Pourquoi les rapports de Driss  Jettou ne sont-ils que des écrits sans suite ?, par Ahmed Amchakah

Pourquoi les rapports de Driss  Jettou ne sont-ils que des écrits sans suite ?, par Ahmed Amchakah

Que peut donc receler de plus le rapport 2013 de la Cour des Comptes en matière de gouvernance, de transparence et de contrôle, supposés être la règle dans la gestion des finances publiques ici et là ?

Les Marocains pourraient-ils rêver, ou au moins espérer, un jour voir poursuivis celles et ceux qui auront été convaincus de mauvaise gestion dans tel ou tel autre secteur ?... A moins que ce qui paraît dans les rapports de Jettou, avec des arguments et des éléments de preuve, sur l’implication de responsables, ne soit voué qu’aux débats médiatiques et aux réactions furieuses des associations de défense de l’argent public… pour être immédiatement après oublié, comme cela est déjà arrivé pour de précédents rapports de cette institution de contrôle qu’est la Cour des Comptes, du temps de son ancien président Ahmed Midaoui ou de l’actuel, Driss Jettou.
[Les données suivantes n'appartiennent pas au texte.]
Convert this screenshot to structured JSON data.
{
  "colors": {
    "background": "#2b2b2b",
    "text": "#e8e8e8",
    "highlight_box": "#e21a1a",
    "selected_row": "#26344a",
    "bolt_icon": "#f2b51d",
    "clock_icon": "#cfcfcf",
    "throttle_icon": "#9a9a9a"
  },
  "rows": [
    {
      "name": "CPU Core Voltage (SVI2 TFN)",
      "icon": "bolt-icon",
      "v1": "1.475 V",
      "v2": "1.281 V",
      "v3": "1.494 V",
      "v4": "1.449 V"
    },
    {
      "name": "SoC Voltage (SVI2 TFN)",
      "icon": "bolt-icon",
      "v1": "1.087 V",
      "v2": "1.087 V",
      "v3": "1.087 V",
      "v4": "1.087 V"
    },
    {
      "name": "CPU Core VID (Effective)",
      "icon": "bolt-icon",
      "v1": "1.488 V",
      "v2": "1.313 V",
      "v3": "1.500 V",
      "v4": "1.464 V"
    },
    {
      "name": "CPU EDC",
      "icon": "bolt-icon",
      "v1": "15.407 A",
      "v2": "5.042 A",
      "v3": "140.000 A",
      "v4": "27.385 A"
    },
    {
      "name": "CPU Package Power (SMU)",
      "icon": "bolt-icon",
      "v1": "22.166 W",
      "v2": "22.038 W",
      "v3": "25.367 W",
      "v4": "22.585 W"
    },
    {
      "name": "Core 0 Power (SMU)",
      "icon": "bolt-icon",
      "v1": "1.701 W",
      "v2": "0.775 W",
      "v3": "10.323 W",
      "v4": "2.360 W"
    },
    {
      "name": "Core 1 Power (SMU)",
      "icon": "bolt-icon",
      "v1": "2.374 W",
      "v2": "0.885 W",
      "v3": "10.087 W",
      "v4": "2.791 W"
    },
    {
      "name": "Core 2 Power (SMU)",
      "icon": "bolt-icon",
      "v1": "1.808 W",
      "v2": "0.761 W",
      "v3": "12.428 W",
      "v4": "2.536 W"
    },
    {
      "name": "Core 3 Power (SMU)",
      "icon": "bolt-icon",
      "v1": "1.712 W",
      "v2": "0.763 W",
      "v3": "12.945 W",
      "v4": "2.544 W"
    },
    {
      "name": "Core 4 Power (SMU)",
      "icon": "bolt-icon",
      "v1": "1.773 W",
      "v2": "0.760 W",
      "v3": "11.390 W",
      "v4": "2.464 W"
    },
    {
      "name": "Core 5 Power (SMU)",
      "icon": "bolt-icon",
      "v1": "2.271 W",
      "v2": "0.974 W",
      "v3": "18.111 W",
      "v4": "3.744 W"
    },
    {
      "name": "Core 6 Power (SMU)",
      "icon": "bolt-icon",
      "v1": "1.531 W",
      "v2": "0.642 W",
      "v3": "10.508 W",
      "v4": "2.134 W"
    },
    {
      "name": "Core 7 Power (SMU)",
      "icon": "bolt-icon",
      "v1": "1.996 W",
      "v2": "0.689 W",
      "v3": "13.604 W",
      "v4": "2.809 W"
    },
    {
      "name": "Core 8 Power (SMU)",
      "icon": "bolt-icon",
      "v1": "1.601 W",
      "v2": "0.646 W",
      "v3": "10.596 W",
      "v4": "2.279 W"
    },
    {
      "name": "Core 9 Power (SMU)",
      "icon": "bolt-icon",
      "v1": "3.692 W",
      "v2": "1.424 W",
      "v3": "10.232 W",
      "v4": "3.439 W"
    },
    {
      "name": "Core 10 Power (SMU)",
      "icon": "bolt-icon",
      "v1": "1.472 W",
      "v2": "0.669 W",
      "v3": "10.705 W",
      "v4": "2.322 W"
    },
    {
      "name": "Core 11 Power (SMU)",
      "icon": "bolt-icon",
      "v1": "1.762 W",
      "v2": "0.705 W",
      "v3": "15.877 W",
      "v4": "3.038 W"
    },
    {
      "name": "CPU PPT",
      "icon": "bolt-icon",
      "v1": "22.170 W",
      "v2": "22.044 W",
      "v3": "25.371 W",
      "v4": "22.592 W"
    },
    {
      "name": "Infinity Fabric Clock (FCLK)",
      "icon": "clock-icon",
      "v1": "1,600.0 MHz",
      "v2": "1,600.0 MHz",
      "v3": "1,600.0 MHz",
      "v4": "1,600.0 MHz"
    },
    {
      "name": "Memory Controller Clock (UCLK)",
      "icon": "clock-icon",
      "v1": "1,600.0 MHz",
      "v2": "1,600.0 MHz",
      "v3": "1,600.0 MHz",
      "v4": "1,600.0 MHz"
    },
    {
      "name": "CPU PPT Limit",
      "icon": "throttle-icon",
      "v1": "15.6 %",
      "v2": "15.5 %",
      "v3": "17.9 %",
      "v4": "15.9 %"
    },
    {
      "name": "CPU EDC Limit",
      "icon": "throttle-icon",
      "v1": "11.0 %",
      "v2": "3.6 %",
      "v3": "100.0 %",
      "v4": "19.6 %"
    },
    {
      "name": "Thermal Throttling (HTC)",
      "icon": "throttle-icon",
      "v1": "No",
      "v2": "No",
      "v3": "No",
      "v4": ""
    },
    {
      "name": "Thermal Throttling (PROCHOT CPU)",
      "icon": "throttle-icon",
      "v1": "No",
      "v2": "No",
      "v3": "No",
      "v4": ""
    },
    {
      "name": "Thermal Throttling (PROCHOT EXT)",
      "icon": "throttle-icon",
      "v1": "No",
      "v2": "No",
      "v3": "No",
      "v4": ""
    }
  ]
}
Et donc, le rapport 2013 s’attelle à la question de la déclaration de patrimoine et aussi à celle des finances des partis politiques et associations. Or, selon les magistrats de la Cour, seuls 70% des responsables tenus par cette déclaration obligatoire s’y sont soumis. Le ministère de l’Intérieur vient en tête des institutions « disciplinées », avec 85% de ses cadres, suivis par le ministère des Habous et Affaires islamiques… En revanche, bien d’autres départements ministériels ont contourné la règle de déclarer le patrimoine de leurs responsables, comme la Santé, les Affaires étrangères, l’Enseignement supérieur, l’Equipement, la Communication (si, si ! la Communication…), qui figure parmi les mauvais élèves de la transparence.

Or, la Cour des Comptes dispose d’une véritable armée de contrôleurs et de magistrats qui travaillent avec enthousiasme, passion et ardeur pour découvrir et dévoiler les anomalies et dysfonctionnements de gestion des institutions publiques. Ces gens disposent de moyens techniques et logistiques d’importance, mais bien malheureusement, leurs conclusions n’aboutissent que très rarement  là où elles le devraient…

Beaucoup de personnes pourront, à raison, se poser la question de savoir comment notre ministre de la Justice réagira face à ces actes de dilapidation et de mauvaise gestion des finances, tels que révélés par la Cour présidée par Driss Jettou. Mustapha Ramid aura-t-il le courage qu’il faut pour déclencher des poursuites judiciaires contre ceux qui le méritent, alors même que son patron au gouvernement Abdelilah Benkirane n’a cessé de répéter son antienne : « ce qui est


passé est passé, Dieu le pardonne » ?

Devrons-nous conseiller aux Marocains de ne pas s’exciter, de rester calmes, car tout cela au final n’est qu’une manifestation, une de plus, de notre démocratie locale, qui a de tous temps privilégié la façade et la vitrine à la profondeur des choses et au sérieux ?

Devrons-nous nous interroger, à l’instar des autres Marocains ? Où sont donc passés  tous ces précédents rapports et les personnes accusées de mauvaise gestion administrative et financière du temps de l’ancien président Ahmed Midaoui ? En effet, toutes celles et tous ceux qui ont été convaincus, un jour ou l’autre, de gestion calamiteuse ont été pardonnés et ont même renaît de leurs cendres, comme cela s’était produit, un jour, sous feu Hassan II quand il avait gracié ses anciens ministres et les avait sortis de prison alors qu’ils auraient dû y rester plus longtemps…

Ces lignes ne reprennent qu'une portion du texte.